In the end I found Lilypond, and it’s wonderful. Not only does it support the full set of drum notation, it’s also based on text markup, making it a lot like LaTeX, which as a programmer is just perfect. Everything can be expressed as a nested syntax, copy & pasted easily, wrapped in repeats and context-specific tweaks when you need them, and I can version the whole thing in a git repository when I refine my tracks. Superb.

However, I did find that the default notation that Lilypond uses for drums was different to what I was used to. There’s no one standard notation, but the one I always use (and encounter most in places like Online Drummer and Rhythm magazine) is as denoted here. Conversely Lilypond seems to default to what Wikipedia says, which is just a weird version (to me). So the first thing I did was customise that – luckily being programmer-friendly Lilypond lets you alter most things using include files, which I used to shift the notation the way I wanted. Here’s my current standard include file, which in addition to making the notation ‘standard’ as per my experience, but also defines a useful macro ‘\flam’ which lets you create flams really quickly.

Did I say this tool was awesome? :)

I could talk about all the cool things it supports really easily, like repeat segments with alternate endings, vocal part overlays, smart auto-layout and more. But instead, I thought I’d just share what I created today in just a few hours despite only finding Lilypond yesterday. I’ve created a public git repository with my first attempt at a full song score (pull requests welcome if you think you can improve it :) ), which is Tick Tick Boom by The Hives. I want to play this but I couldn’t find a proper score for it, and I like to read a score when I’m practicing. So now I have one. :) I charted all this myself so I’ve tried to get it as accurate as possible, but as I say if you see any mistakes please feel free to fork my git repo and submit a pull request.

Here’s the video:

And here’s the PDF version produced when you run my .ly file in the git repository above through Lilypond:

Tick Tick Boom

I predict I’ll be using Lilypond quite a lot in future!

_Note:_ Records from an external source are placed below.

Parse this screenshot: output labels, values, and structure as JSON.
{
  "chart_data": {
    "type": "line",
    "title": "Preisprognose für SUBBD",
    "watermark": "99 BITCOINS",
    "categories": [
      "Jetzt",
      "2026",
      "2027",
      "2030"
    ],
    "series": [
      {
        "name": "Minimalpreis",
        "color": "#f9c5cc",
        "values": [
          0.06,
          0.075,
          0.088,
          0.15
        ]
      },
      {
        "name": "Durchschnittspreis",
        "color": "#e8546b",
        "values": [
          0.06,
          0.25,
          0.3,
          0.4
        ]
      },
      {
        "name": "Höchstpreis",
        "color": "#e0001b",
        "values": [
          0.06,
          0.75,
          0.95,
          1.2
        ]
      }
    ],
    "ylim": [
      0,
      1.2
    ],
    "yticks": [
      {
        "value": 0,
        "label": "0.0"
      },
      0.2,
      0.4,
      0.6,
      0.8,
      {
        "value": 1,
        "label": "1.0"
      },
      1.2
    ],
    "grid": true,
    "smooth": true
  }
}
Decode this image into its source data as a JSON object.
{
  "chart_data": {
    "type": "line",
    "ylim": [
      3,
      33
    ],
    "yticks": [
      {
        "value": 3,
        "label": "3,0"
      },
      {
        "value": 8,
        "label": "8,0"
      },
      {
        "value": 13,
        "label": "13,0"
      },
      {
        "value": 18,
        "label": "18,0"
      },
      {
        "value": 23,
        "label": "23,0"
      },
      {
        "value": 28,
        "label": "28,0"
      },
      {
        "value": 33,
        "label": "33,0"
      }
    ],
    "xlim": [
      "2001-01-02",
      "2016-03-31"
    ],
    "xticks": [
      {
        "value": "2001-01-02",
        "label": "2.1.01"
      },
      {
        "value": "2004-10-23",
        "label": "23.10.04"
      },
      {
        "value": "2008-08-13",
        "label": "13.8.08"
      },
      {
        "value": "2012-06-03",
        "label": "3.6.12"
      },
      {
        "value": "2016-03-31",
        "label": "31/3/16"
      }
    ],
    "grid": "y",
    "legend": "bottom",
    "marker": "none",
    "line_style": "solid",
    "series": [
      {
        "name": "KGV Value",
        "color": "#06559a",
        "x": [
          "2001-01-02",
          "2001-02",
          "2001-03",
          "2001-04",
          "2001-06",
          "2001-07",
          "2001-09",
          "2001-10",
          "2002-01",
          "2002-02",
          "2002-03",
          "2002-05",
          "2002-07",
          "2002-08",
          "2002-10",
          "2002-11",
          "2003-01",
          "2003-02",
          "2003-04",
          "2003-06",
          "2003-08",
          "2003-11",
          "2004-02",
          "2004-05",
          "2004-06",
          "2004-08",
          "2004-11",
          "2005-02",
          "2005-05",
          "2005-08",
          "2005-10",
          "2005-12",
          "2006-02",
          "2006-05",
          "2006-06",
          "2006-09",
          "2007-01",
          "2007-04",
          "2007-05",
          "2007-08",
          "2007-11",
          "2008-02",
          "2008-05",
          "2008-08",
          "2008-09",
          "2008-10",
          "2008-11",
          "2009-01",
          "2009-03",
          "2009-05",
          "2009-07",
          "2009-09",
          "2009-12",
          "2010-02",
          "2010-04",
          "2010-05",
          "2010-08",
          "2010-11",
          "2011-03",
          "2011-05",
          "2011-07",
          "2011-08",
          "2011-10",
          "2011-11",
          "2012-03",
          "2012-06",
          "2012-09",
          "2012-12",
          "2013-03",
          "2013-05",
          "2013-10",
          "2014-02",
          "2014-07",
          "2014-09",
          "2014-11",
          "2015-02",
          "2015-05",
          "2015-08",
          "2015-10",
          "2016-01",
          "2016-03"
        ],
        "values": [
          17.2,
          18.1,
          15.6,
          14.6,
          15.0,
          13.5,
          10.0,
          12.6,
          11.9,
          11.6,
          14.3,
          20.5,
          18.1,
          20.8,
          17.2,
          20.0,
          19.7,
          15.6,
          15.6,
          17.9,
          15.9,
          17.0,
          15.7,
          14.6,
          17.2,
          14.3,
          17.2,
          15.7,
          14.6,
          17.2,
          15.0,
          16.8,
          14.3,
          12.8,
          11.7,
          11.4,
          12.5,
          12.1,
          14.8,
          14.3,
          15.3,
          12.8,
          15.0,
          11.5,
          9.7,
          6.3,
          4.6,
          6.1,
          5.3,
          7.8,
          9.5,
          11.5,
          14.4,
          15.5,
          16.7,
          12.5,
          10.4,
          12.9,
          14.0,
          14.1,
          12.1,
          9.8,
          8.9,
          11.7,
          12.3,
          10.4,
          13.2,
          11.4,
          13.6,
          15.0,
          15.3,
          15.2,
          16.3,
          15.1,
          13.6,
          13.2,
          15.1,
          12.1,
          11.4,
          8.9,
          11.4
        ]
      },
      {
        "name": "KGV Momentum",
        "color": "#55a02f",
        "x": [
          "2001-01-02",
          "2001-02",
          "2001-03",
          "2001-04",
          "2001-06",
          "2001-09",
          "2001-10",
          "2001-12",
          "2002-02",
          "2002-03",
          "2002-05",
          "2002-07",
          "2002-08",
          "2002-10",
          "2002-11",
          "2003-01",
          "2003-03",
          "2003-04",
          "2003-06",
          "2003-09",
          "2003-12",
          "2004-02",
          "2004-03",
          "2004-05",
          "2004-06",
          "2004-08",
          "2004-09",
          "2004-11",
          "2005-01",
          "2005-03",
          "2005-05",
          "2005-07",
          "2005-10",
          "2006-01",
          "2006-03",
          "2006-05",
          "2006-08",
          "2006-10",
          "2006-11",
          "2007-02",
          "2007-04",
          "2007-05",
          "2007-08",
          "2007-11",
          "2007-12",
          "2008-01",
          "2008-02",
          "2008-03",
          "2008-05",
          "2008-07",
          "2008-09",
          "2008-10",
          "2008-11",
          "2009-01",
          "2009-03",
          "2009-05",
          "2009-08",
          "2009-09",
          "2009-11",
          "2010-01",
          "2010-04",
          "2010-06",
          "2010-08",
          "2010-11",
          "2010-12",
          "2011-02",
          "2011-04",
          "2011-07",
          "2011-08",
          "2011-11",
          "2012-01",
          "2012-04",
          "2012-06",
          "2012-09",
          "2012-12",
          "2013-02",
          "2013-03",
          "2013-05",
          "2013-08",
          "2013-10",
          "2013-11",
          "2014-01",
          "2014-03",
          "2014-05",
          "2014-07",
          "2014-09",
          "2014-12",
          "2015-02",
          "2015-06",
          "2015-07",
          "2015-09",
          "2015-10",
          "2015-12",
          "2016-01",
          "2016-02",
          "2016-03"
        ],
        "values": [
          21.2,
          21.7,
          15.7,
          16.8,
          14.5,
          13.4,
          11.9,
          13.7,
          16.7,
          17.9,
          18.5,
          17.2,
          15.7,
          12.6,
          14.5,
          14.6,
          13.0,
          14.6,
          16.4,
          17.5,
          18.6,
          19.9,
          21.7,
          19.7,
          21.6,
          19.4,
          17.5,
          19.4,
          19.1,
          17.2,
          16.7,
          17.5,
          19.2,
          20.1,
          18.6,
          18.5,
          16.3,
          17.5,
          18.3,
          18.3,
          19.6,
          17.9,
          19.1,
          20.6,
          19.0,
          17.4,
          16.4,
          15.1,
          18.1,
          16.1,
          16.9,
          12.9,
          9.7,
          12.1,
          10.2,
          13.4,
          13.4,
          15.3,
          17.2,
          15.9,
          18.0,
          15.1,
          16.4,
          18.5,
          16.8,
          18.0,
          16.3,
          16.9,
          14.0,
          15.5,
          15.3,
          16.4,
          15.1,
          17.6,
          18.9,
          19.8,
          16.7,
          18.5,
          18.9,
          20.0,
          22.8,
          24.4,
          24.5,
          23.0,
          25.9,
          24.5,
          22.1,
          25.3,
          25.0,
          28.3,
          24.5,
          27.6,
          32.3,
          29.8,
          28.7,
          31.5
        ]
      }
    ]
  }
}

PS: One problem I did have yesterday on OS X Mavericks with the standard Lilypond build is that it hung when I just saved the test file and tried to run it. I’m not sure why, because after saving a different file and loading it at startup Lilypond hasn’t hung since. So don’t be put off if the test file hangs the first time you run the program.

PS2: Lilypond.org seems to be having some problems with their web site right now, I can’t reach it right now. Hopefully they’ll be fixing this soon!